Proyek pembangunan resor ini akan dimulai pada 2019, diawali pengembangan bandara baru, hotel, serta perumahan mewah, dan diharapkan selesai pada 2022.

Pengunjung akan dapat menjelajahi harta karun tersembunyi, termasuk cagar alam yang menawarkan keragaman flora dan fauna yang menakjubkan di kaki gunung berapi yang tidak aktif.

Cagar alamnya dihuni satwa langka termasuk macan tutul, serigala, kucing hutan, dan elang. Wisatawan dapat mencoba terjun payung, panjat tebing, atau sekadar berjalan-jalan.

Resor akan dibangun membentuk kepulauan yang merupakan rumah bagi terumbu karang, hutan bakau dan beberapa spesies laut langka yang terancam punah, termasuk penyu sisik. Pengunjung dapat mencoba pengalaman selam scuba.

Untuk menarik wistawan, Arab Saudi akan memperlonggar atau membebaskan visa untuk bisa berkunjung ke Laut Merah tersebut. Namun, belum ada informasi mengenai aturan berkunjung bagi turis, seperti pakaian dan konsumsi alkohol.

Pasalnya, Arab Saudi melarang alkohol, bioskop, dan teater. Perempuan juga harus menggunakan pakaian panjang, serta kerudung bagi yang beragama Islam.

Di Arab Saudi, perempuan juga dilarang untuk mengendarai mobil dan harus mendapatkan izin dari suami atau orang tua jika bepergian.

Saudi dikabarkan akan melonggarkan berbagai aturan khusus di zona wisata resor Laut Merah tersebut. Mereka akan membuka pintu bagi berbagai tempat hiburan karena lokasi tersebut akan menjadi kota hiburan baru pertama di Saudi.

"Jika batasan alkohol dan pakaian tidak diubah, wisatawan akan hilang," kata Crispin Hawes, Direktur Pelaksana Teneo Intelligence yang berbasis di London, seperti dilansir The Washington Post.

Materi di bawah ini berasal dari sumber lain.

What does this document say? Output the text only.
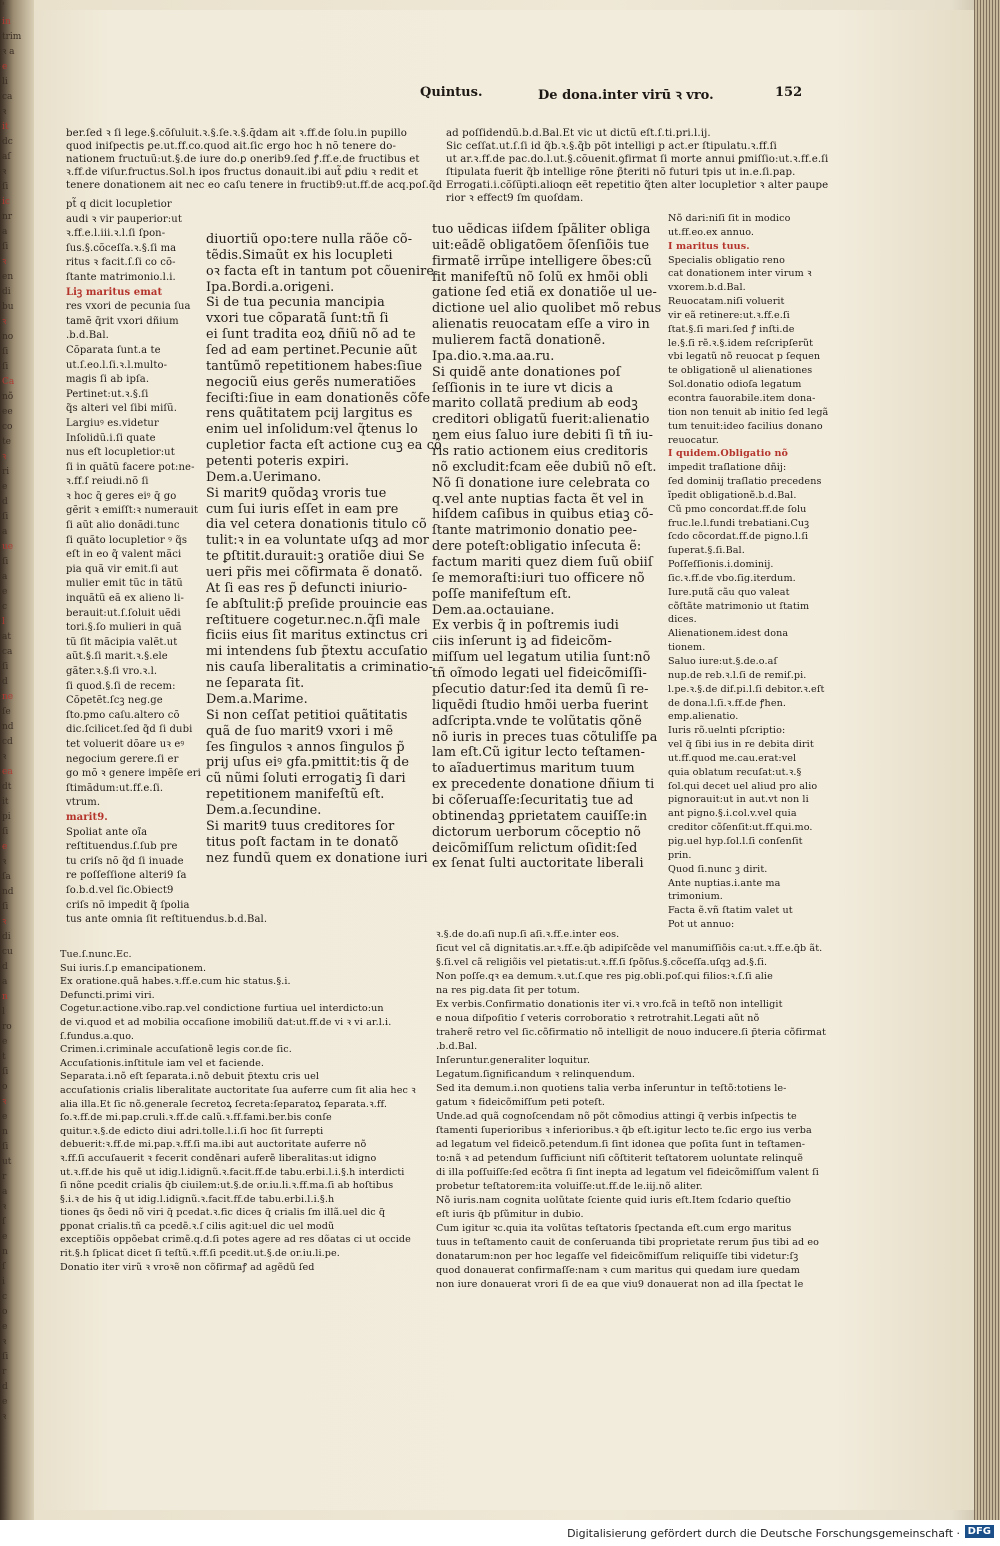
'
in
trim
ꝛ a
e
li
ca
ꝛ
it
dc
aſ
ꝛ
ſi
ic
nr
a
ſi
ꝛ
en
di
bu
ꝛ
no
ſi
ſi
Ca
nõ
ee
co
te
ꝛ
ri
e
d
ſi
a
ue
ſi
a
e
c
l
at
ca
ſi
d
ne
ſe
nd
cd
ꝛ
ea
dt
it
pi
ſi
e
ꝛ
ſa
nd
ſi
ꝛ
di
cu
d
a
n
l
ro
e
t
ſi
o
ꝛ
e
n
ſi
ut
r
a
ꝛ
ſ
e
n
ſ
i
c
o
e
ꝛ
ſi
r
d
e
ꝛ
Quintus.	De dona.inter virū ꝛ vro.	152

ber.ſed ꝛ ſi lege.§.cõſuluit.ꝛ.§.ſe.ꝛ.§.q̄dam ait ꝛ.ff.de ſolu.in pupillo

quod iniſpectis ꝑe.ut.ff.co.quod ait.ſic ergo hoc h nõ tenere do-

nationem fructuũ:ut.§.de iure do.ꝑ onerib9.ſed ꝭ.ff.e.de fructibus et

ꝛ.ff.de viſur.fructus.Sol.h ipos fructus donauit.ibi aut̃ ꝑdiu ꝛ redit et

tenere donationem ait nec eo caſu tenere in fructib9:ut.ff.de acq.poſ.q̃d

pt̃ q dicit locupletior

audi ꝛ vir pauperior:ut

ꝛ.ff.e.l.iii.ꝛ.l.ſi ſpon-

ſus.§.cõceſſa.ꝛ.§.ſi ma

ritus ꝛ facit.ſ.ſi co cõ-

ſtante matrimonio.l.i.

Liꝫ maritus emat

res vxori de pecunia ſua

tamẽ q̄rit vxori dñium

.b.d.Bal.

Cõparata ſunt.a te

ut.ſ.eo.l.ſi.ꝛ.l.multo-

magis ſi ab ipſa.

Pertinet:ut.ꝛ.§.ſi

q̃s alteri vel ſibi miſũ.

Largiuꝰ es.videtur

Inſolidũ.i.ſi quate

nus eſt locupletior:ut

ſi in quãtũ facere pot:ne-

ꝛ.ff.ſ reiudi.nõ ſi

ꝛ hoc q̄ geres eiꝰ q̄ go

gẽrit ꝛ emiſſt:ꝛ numerauit

ſi aũt alio donãdi.tunc

ſi quãto locupletior ꝰ q̃s

eſt in eo q̃ valent mãci

pia quã vir emit.ſi aut

mulier emit tũc in tãtũ

inquãtũ eã ex alieno li-

berauit:ut.ſ.ſoluit uẽdi

tori.§.ſo mulieri in quã

tũ ſit mãcipia valẽt.ut

aũt.§.ſi marit.ꝛ.§.ele

gãter.ꝛ.§.ſi vro.ꝛ.l.

ſi quod.§.ſi de recem:

Cõpetẽt.ſcꝫ neg.ge

ſto.pmo caſu.altero cõ

dic.ſcilicet.ſed q̃d ſi dubi

tet voluerit dõare uꝛ eꝰ

negocium gerere.ſi er

go mõ ꝛ genere impẽſe eri

ſtimãdum:ut.ff.e.ſi.

vtrum.

marit9.

Spoliat ante oĩa

reſtituendus.ſ.ſub pre

tu criſs nõ q̃d ſi inuade

re poſſeſſione alteri9 ſa

ſo.b.d.vel ſic.Obiect9

criſs nõ impedit q̃ ſpolia

tus ante omnia ſit reſtituendus.b.d.Bal.

diuortiũ opo:tere nulla rãõe cõ-

tẽdis.Simaũt ex his locupleti

oꝛ facta eſt in tantum pot cõuenire.

Ipa.Bordi.a.origeni.

Si de tua pecunia mancipia

vxori tue cõparatã ſunt:tñ ſi

ei ſunt tradita eoꝝ dñiũ nõ ad te

ſed ad eam pertinet.Pecunie aũt

tantũmõ repetitionem habes:ſiue

negociũ eius gerẽs numeratiões

feciſti:ſiue in eam donationẽs cõfe

rens quãtitatem pcij largitus es

enim uel inſolidum:vel q̃tenus lo

cupletior facta eſt actione cuꝫ ea cõ

petenti poteris expiri.

Dem.a.Uerimano.

Si marit9 quõdaꝫ vroris tue

cum ſui iuris eſſet in eam pre

dia vel cetera donationis titulo cõ

tulit:ꝛ in ea voluntate uſqꝫ ad mor

te ꝑſtitit.durauit:ꝫ oratiõe diui Se

ueri pr̃is mei cõfirmata ẽ donatõ.

At ſi eas res p̃ defuncti iniurio-

ſe abſtulit:p̃ preſide prouincie eas

reſtituere cogetur.nec.n.q̃ſi male

ficiis eius ſit maritus extinctus cri

mi intendens ſub p̃textu accuſatio

nis cauſa liberalitatis a criminatio-

ne ſeparata ſit.

Dem.a.Marime.

Si non ceſſat petitioi quãtitatis

quã de ſuo marit9 vxori i mẽ

ſes ſingulos ꝛ annos ſingulos p̃

prij uſus eiꝰ gfa.pmittit:tis q̃ de

cũ nũmi ſoluti errogatiꝫ ſi dari

repetitionem manifeſtũ eſt.

Dem.a.ſecundine.

Si marit9 tuus creditores ſor

titus poſt factam in te donatõ

nez fundũ quem ex donatione iuri

ad poſſidendũ.b.d.Bal.Et vic ut dictũ eſt.ſ.ti.pri.l.ij.

Sic ceſſat.ut.ſ.ſi id q̃b.ꝛ.§.q̃b põt intelligi p act.er ſtipulatu.ꝛ.ff.ſi

ut ar.ꝛ.ff.de pac.do.l.ut.§.cõuenit.ꝯfirmat ſi morte annui ꝑmiſſio:ut.ꝛ.ff.e.ſi

ſtipulata fuerit q̃b intellige rõne p̃teriti nõ futuri tpis ut in.e.ſi.pap.

Errogati.i.cõſũpti.alioqn eẽt repetitio q̃ten alter locupletior ꝛ alter paupe

rior ꝛ effect9 ſm quoſdam.

tuo uẽdicas iiſdem ſpãliter obliga

uit:eãdẽ obligatõem õſenſiõis tue

firmatẽ irrũpe intelligere õbes:cũ

ſit manifeſtũ nõ ſolũ ex hmõi obli

gatione ſed etiã ex donatiõe ul ue-

dictione uel alio quolibet mõ rebus

alienatis reuocatam eſſe a viro in

mulierem factã donationẽ.

Ipa.dio.ꝛ.ma.aa.ru.

Si quidẽ ante donationes poſ

ſeſſionis in te iure vt dicis a

marito collatã predium ab eodꝫ

creditori obligatũ fuerit:alienatio

nem eius ſaluo iure debiti ſi tñ iu-

ris ratio actionem eius creditoris

nõ excludit:fcam eẽe dubiũ nõ eſt.

Nõ ſi donatione iure celebrata co

q.vel ante nuptias facta ẽt vel in

hiſdem caſibus in quibus etiaꝫ cõ-

ſtante matrimonio donatio pee-

dere poteſt:obligatio inſecuta ẽ:

factum mariti quez diem ſuũ obiiſ

ſe memoraſti:iuri tuo officere nõ

poſſe manifeſtum eſt.

Dem.aa.octauiane.

Ex verbis q̃ in poſtremis iudi

ciis inſerunt iꝫ ad fideicõm-

miſſum uel legatum utilia ſunt:nõ

tñ oĩmodo legati uel fideicõmiſſi-

pſecutio datur:ſed ita demũ ſi re-

liquẽdi ſtudio hmõi uerba fuerint

adſcripta.vnde te volũtatis qõnẽ

nõ iuris in preces tuas cõtuliſſe pa

lam eſt.Cũ igitur lecto teſtamen-

to aĩaduertimus maritum tuum

ex precedente donatione dñium ti

bi cõſeruaſſe:ſecuritatiꝫ tue ad

obtinendaꝫ ꝑprietatem cauiſſe:in

dictorum uerborum cõceptio nõ

deicõmiſſum relictum oſidit:ſed

ex ſenat ſulti auctoritate liberali

Nõ dari:niſi ſit in modico

ut.ff.eo.ex annuo.

I maritus tuus.

Specialis obligatio reno

cat donationem inter virum ꝛ

vxorem.b.d.Bal.

Reuocatam.niſi voluerit

vir eã retinere:ut.ꝛ.ff.e.ſi

ſtat.§.ſi mari.ſed ꝭ inſti.de

le.§.ſi rẽ.ꝛ.§.idem reſcripſerũt

vbi legatũ nõ reuocat p ſequen

te obligationẽ ul alienationes

Sol.donatio odioſa legatum

econtra fauorabile.item dona-

tion non tenuit ab initio ſed legã

tum tenuit:ideo facilius donano

reuocatur.

I quidem.Obligatio nõ

impedit traſlatione dñij:

ſed dominij traſlatio precedens

ĩpedit obligationẽ.b.d.Bal.

Cũ pmo concordat.ff.de ſolu

fruc.le.l.fundi trebatiani.Cuꝫ

ſcdo cõcordat.ff.de pigno.l.ſi

ſuperat.§.ſi.Bal.

Poſſeſſionis.i.dominij.

ſic.ꝛ.ff.de vbo.ſig.iterdum.

Iure.putã cãu quo valeat

cõſtãte matrimonio ut ſtatim

dices.

Alienationem.idest dona

tionem.

Saluo iure:ut.§.de.o.aſ

nup.de reb.ꝛ.l.ſi de remiſ.pi.

l.pe.ꝛ.§.de dif.pi.l.ſi debitor.ꝛ.eſt

de dona.l.ſi.ꝛ.ff.de ꝭhen.

emp.alienatio.

Iuris rõ.uelnti pſcriptio:

vel q̃ ſibi ius in re debita dirit

ut.ff.quod me.cau.erat:vel

quia oblatum recuſat:ut.ꝛ.§

ſol.qui decet uel aliud pro alio

pignorauit:ut in aut.vt non li

ant pigno.§.i.col.v.vel quia

creditor cõſenſit:ut.ff.qui.mo.

pig.uel hyp.ſol.l.ſi conſenſit

prin.

Quod ſi.nunc ꝫ dirit.

Ante nuptias.i.ante ma

trimonium.

Facta ẽ.vñ ſtatim valet ut

Pot ut annuo:

Tue.ſ.nunc.Ec.

Sui iuris.ſ.p emancipationem.

Ex oratione.quã habes.ꝛ.ff.e.cum hic status.§.i.

Defuncti.primi viri.

Cogetur.actione.vibo.rap.vel condictione furtiua uel interdicto:un

de vi.quod et ad mobilia occaſione imobiliũ dat:ut.ff.de vi ꝛ vi ar.l.i.

ſ.fundus.a.quo.

Crimen.i.criminale accuſationẽ legis cor.de ſic.

Accuſationis.inſtitule iam vel et faciende.

Separata.i.nõ eſt ſeparata.i.nõ debuit p̃textu cris uel

accuſationis crialis liberalitate auctoritate ſua auferre cum ſit alia hec ꝛ

alia illa.Et ſic nõ.generale ſecretoꝝ ſecreta:ſeparatoꝝ ſeparata.ꝛ.ff.

ſo.ꝛ.ff.de mi.pap.cruli.ꝛ.ff.de calũ.ꝛ.ff.fami.ber.bis conſe

quitur.ꝛ.§.de edicto diui adri.tolle.l.i.ſi hoc ſit ſurrepti

debuerit:ꝛ.ff.de mi.pap.ꝛ.ff.ſi ma.ibi aut auctoritate auferre nõ

ꝛ.ff.ſi accuſauerit ꝛ fecerit condẽnari auferẽ liberalitas:ut idigno

ut.ꝛ.ff.de his quẽ ut idig.l.idignũ.ꝛ.facit.ff.de tabu.erbi.l.i.§.h interdicti

ſi nõne pcedit crialis q̃b ciuilem:ut.§.de or.iu.li.ꝛ.ff.ma.ſi ab hoſtibus

§.i.ꝛ de his q̃ ut idig.l.idignũ.ꝛ.facit.ff.de tabu.erbi.l.i.§.h

tiones q̃s õedi nõ viri q̃ pcedat.ꝛ.fic dices q̃ crialis ſm illã.uel dic q̃

ꝑponat crialis.tñ ca pcedẽ.ꝛ.ſ cilis agit:uel dic uel modũ

exceptiõis oppõebat crimẽ.q.d.ſi potes agere ad res dõatas ci ut occide

rit.§.h ſplicat dicet ſi teſtũ.ꝛ.ff.ſi pcedit.ut.§.de or.iu.li.pe.

Donatio iter virũ ꝛ vroꝛẽ non cõfirmaꝭ ad agẽdũ ſed

ꝛ.§.de do.aſi nup.ſi aſi.ꝛ.ff.e.inter eos.

ſicut vel cã dignitatis.ar.ꝛ.ff.e.q̃b adipiſcẽde vel manumiſſiõis ca:ut.ꝛ.ff.e.q̃b ãt.

§.ſi.vel cã religiõis vel pietatis:ut.ꝛ.ff.ſi ſpõſus.§.cõceſſa.uſqꝫ ad.§.ſi.

Non poſſe.qꝛ ea demum.ꝛ.ut.ſ.que res pig.obli.poſ.qui filios:ꝛ.ſ.ſi alie

na res pig.data ſit per totum.

Ex verbis.Confirmatio donationis iter vi.ꝛ vro.fcã in teſtõ non intelligit

e noua diſpoſitio ſ veteris corroboratio ꝛ retrotrahit.Legati aũt nõ

traherẽ retro vel ſic.cõfirmatio nõ intelligit de nouo inducere.ſi p̃teria cõfirmat

.b.d.Bal.

Inſeruntur.generaliter loquitur.

Legatum.ſignificandum ꝛ relinquendum.

Sed ita demum.i.non quotiens talia verba inſeruntur in teſtõ:totiens le-

gatum ꝛ fideicõmiſſum peti poteſt.

Unde.ad quã cognoſcendam nõ põt cõmodius attingi q̃ verbis inſpectis te

ſtamenti ſuperioribus ꝛ inferioribus.ꝛ q̃b eſt.igitur lecto te.ſic ergo ius verba

ad legatum vel fideicõ.petendum.ſi ſint idonea que poſita ſunt in teſtamen-

to:nã ꝛ ad petendum ſufficiunt niſi cõſtiterit teſtatorem uoluntate relinquẽ

di illa poſſuiſſe:ſed ecõtra ſi ſint inepta ad legatum vel fideicõmiſſum valent ſi

probetur teſtatorem:ita voluiſſe:ut.ff.de le.iij.nõ aliter.

Nõ iuris.nam cognita uolũtate ſciente quid iuris eſt.Item ſcdario queſtio

eſt iuris q̃b pſũmitur in dubio.

Cum igitur ꝛc.quia ita volũtas teſtatoris ſpectanda eſt.cum ergo maritus

tuus in teſtamento cauit de conſeruanda tibi proprietate rerum p̃us tibi ad eo

donatarum:non per hoc legaſſe vel fideicõmiſſum reliquiſſe tibi videtur:ſꝫ

quod donauerat confirmaſſe:nam ꝛ cum maritus qui quedam iure quedam

non iure donauerat vrori ſi de ea que viu9 donauerat non ad illa ſpectat le

Digitalisierung gefördert durch die Deutsche Forschungsgemeinschaft · DFG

Tentang Laut Merah yang tak merah

Meski namanya mengandung warna merah, laut ini sebenarnya sama seperti laut pada umumnya. Pada musim panas, warna merah akan menghiasi air laut. Sebab, adanya alga cyanobacteria, disebut trichodesmium erythraeum, yang setelah mati, akan mengubah air yang biasanya hijau atau biru menjadi cokelat kemerahan.

Laut Merah yang menjadi habitat koral ini memiliki beberapa kota yang terdapat di pesisirnya, yaitu Jeddah, Sharm el Sheikh, Pelabuhan Sudan, dan Eilat.

Laut ini erat kaitannya dengan kisah di kitab suci Al Quran dan Injil tentang Nabi Musa yang membawa bangsa Israel keluar dari tanah Mesir. Agar bisa lolos dari kejaran Firaun, Musa merentangkan tongkatnya dan keajaiban terjadi: air laut terbelah dua bagian dan membentuk jalan yang bisa membuat mereka keluar dari Mesir.